The American Medical Association has backed a tax penalty for uninsured Americans who earn enough to buy medical insurance but choose not to

The American Medical Association has backed a tax penalty for uninsured Americans who earn enough to buy medical insurance but choose not to. This number has been estimated to be about five million Americans.

State and federal lawmakers have already been considering legislation towards this issue in Congress and state houses in America and the AMA's House of Delegates voting in favor of individual responsibility comes close on its heels.

AMA’s new role has been a shift from its past stand on using government mandates.

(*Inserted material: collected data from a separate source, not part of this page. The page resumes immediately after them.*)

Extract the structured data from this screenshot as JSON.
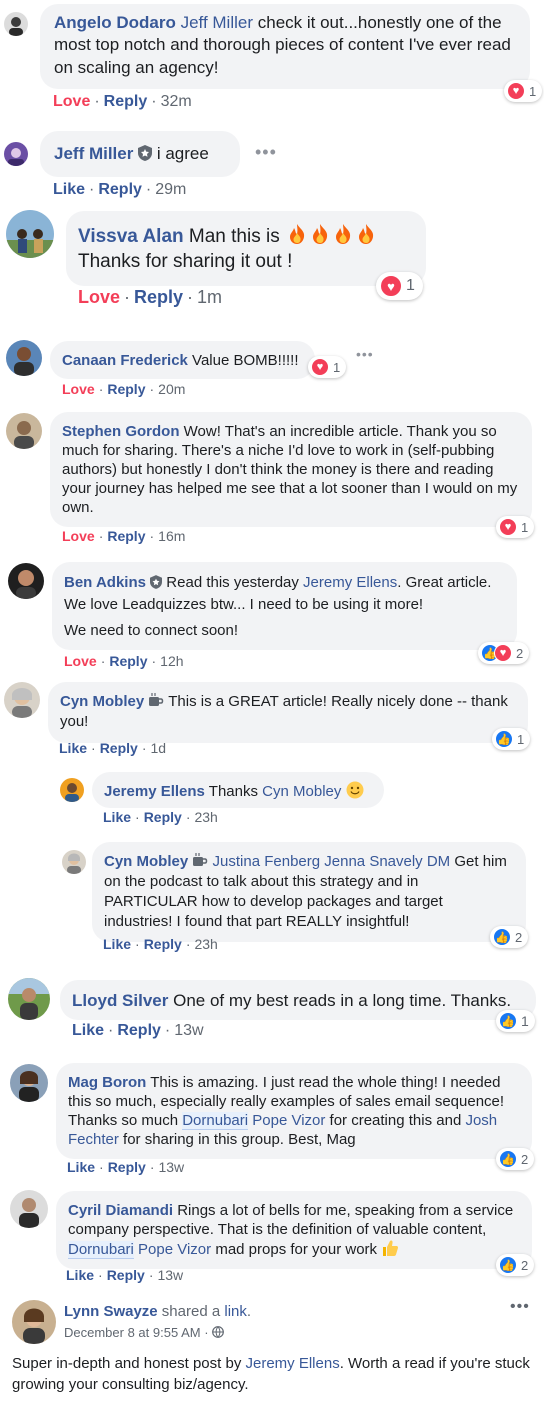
{
  "colors": {
    "link": "#385898",
    "love": "#f33e58",
    "like": "#1877f2",
    "bubble": "#f2f3f5",
    "meta": "#606770"
  },
  "comments": [
    {
      "name": "Angelo Dodaro",
      "mention": "Jeff Miller",
      "text": " check it out...honestly one of the most top notch and thorough pieces of content I've ever read on scaling an agency!",
      "action": "Love",
      "reply": "Reply",
      "time": "32m",
      "reactions": [
        "love"
      ],
      "reaction_count": "1"
    },
    {
      "name": "Jeff Miller",
      "text": " i agree",
      "action": "Like",
      "reply": "Reply",
      "time": "29m"
    },
    {
      "name": "Vissva Alan",
      "text": " Man this is",
      "text2": "Thanks for sharing it out !",
      "action": "Love",
      "reply": "Reply",
      "time": "1m",
      "reactions": [
        "love"
      ],
      "reaction_count": "1"
    },
    {
      "name": "Canaan Frederick",
      "text": " Value BOMB!!!!!",
      "action": "Love",
      "reply": "Reply",
      "time": "20m",
      "reactions": [
        "love"
      ],
      "reaction_count": "1"
    },
    {
      "name": "Stephen Gordon",
      "text": " Wow! That's an incredible article. Thank you so much for sharing. There's a niche I'd love to work in (self-pubbing authors) but honestly I don't think the money is there and reading your journey has helped me see that a lot sooner than I would on my own.",
      "action": "Love",
      "reply": "Reply",
      "time": "16m",
      "reactions": [
        "love"
      ],
      "reaction_count": "1"
    },
    {
      "name": "Ben Adkins",
      "text": " Read this yesterday ",
      "mention": "Jeremy Ellens",
      "text2": ". Great article. We love Leadquizzes btw... I need to be using it more!",
      "text3": "We need to connect soon!",
      "action": "Love",
      "reply": "Reply",
      "time": "12h",
      "reactions": [
        "like",
        "love"
      ],
      "reaction_count": "2"
    },
    {
      "name": "Cyn Mobley",
      "text": " This is a GREAT article! Really nicely done -- thank you!",
      "action": "Like",
      "reply": "Reply",
      "time": "1d",
      "reactions": [
        "like"
      ],
      "reaction_count": "1"
    },
    {
      "name": "Jeremy Ellens",
      "text": " Thanks ",
      "mention": "Cyn Mobley",
      "action": "Like",
      "reply": "Reply",
      "time": "23h"
    },
    {
      "name": "Cyn Mobley",
      "mention": "Justina Fenberg",
      "mention2": "Jenna Snavely DM",
      "text": " Get him on the podcast to talk about this strategy and in PARTICULAR how to develop packages and target industries! I found that part REALLY insightful!",
      "action": "Like",
      "reply": "Reply",
      "time": "23h",
      "reactions": [
        "like"
      ],
      "reaction_count": "2"
    },
    {
      "name": "Lloyd Silver",
      "text": " One of my best reads in a long time. Thanks.",
      "action": "Like",
      "reply": "Reply",
      "time": "13w",
      "reactions": [
        "like"
      ],
      "reaction_count": "1"
    },
    {
      "name": "Mag Boron",
      "text": " This is amazing. I just read the whole thing! I needed this so much, especially really examples of sales email sequence! Thanks so much ",
      "tag1": "Dornubari",
      "tag1b": " Pope Vizor",
      "text2": " for creating this and ",
      "mention": "Josh Fechter",
      "text3": " for sharing in this group. Best, Mag",
      "action": "Like",
      "reply": "Reply",
      "time": "13w",
      "reactions": [
        "like"
      ],
      "reaction_count": "2"
    },
    {
      "name": "Cyril Diamandi",
      "text": " Rings a lot of bells for me, speaking from a service company perspective. That is the definition of valuable content, ",
      "tag1": "Dornubari",
      "tag1b": " Pope Vizor",
      "text2": " mad props for your work ",
      "action": "Like",
      "reply": "Reply",
      "time": "13w",
      "reactions": [
        "like"
      ],
      "reaction_count": "2"
    }
  ],
  "post": {
    "author": "Lynn Swayze",
    "shared": " shared a ",
    "link_word": "link",
    "period": ".",
    "date": "December 8 at 9:55 AM",
    "dot": " · ",
    "body1": "Super in-depth and honest post by ",
    "mention": "Jeremy Ellens",
    "body2": ". Worth a read if you're stuck growing your consulting biz/agency."
  }
}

The AMA will have its lobbying clout supporting state and federal initiatives which advocate a tax penalty for those individuals earning $49,000 or more a year as well as for families of four who make $100,000 or more if they do not become medically insured. Under the AMA plan, individuals or families earning greater than 500 percent of the federal poverty level ‘would be required to obtain a minimum of catastrophic health care’ coverage. The AMA specifications do not include the amount or specific kind of plan people should buy.

This is only the latest of an increasing number of legislative and political proposals that compels people to have coverage.

In Massachusetts, Gov. Mitt Romney signed legislation two months ago, which made Massachusetts the first to require state residents to have health insurance just as drivers must have auto insurance.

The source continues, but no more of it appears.